Abstract

It was believed in past decades that if patients with gynecologic malignancies had metastatic disease in the periaortic (PA) nodes, cure was all but impossible, and it was indicative of concomitant systemic spread. Or if one did treat the PA nodes, the required radiation dose would produce an unacceptable risk of severe complications. These perceptions began to abate somewhat with observations gleaned from various small studies demonstrating that selected subsets of patients with metastatic disease in the PA nodes could benefit, in terms of survival and local control, if extended field irradiation therapy was given (2, 12, 13). On the presumption that carcinoma of the uterine cervix spreads in a reasonably predictable manner, first to the pelvic nodes and then to the PA nodes, it was hypothesized that effective treatment could be directed prophylactically to the PA nodes. This hypothesis was proposed by Rotman et al. in 1979 and later confirmed by the prospective randomized trial of the RTOG in 1990 (14, 15).
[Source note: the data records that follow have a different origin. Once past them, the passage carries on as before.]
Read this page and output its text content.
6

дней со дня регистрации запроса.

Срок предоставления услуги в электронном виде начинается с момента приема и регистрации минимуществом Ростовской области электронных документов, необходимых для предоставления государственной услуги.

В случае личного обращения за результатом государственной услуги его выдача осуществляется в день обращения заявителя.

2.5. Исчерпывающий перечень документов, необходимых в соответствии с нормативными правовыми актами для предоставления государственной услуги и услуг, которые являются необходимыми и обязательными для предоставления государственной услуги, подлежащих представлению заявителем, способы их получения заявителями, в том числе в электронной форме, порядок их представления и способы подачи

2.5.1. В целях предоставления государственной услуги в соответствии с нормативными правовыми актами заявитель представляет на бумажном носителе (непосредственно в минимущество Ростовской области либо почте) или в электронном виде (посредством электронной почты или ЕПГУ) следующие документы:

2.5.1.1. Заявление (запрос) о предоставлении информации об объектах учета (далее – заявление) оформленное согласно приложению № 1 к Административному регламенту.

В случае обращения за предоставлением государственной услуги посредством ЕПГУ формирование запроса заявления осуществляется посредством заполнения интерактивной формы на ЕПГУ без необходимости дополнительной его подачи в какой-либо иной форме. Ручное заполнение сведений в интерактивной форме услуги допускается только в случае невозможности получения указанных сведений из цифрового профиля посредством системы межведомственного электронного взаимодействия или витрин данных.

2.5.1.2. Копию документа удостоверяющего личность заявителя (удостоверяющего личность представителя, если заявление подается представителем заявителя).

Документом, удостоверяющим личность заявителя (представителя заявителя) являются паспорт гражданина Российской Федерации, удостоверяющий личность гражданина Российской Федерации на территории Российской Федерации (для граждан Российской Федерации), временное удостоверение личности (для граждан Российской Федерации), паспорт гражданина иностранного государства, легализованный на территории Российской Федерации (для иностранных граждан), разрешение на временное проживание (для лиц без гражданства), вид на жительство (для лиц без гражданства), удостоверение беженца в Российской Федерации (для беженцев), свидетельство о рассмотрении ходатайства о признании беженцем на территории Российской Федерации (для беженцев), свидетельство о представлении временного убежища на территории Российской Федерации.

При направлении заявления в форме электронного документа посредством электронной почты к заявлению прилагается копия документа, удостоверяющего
Although such information regarding cervical cancer was forthcoming, considerably less information was available regarding endometrial cancer. The incidence of PA nodes in the endometrial carcinoma was first studied in a relatively systematic way by the Gynecologic Oncology Group. Their Pilot Study One was envisioned by Boronow and Morrow, with subsequent collaboration from DiSaia and Creasman (7) early in the 1970s (7). This project was prompted, in part, by the impressive report from Oxford, England who reported their experience with pelvic lymph node metastasis in Stage I cancer of the endometrium (11). It was of great interest that in their series, one-third of the patients achieved cure when postoperative external beam treatment was directed to the pelvis only, and when metastatic pelvic nodes had been resected. The GOG Pilot Study suggested the predictive role that pelvic node dissection could provide (3). If pelvic nodes were negative, only 2% of patients were found to have aortic node metastasis; conversely, if pelvic node metastasis were found, about two-thirds of the patients had positive PA nodes. This surgical pathologic data meshed impressively with the Oxford clinical experience (i.e., one-third with positive pelvic nodes were salvaged with pelvic RT, but two-thirds were not-and the GOG study suggested that these two-thirds likely had aortic spread).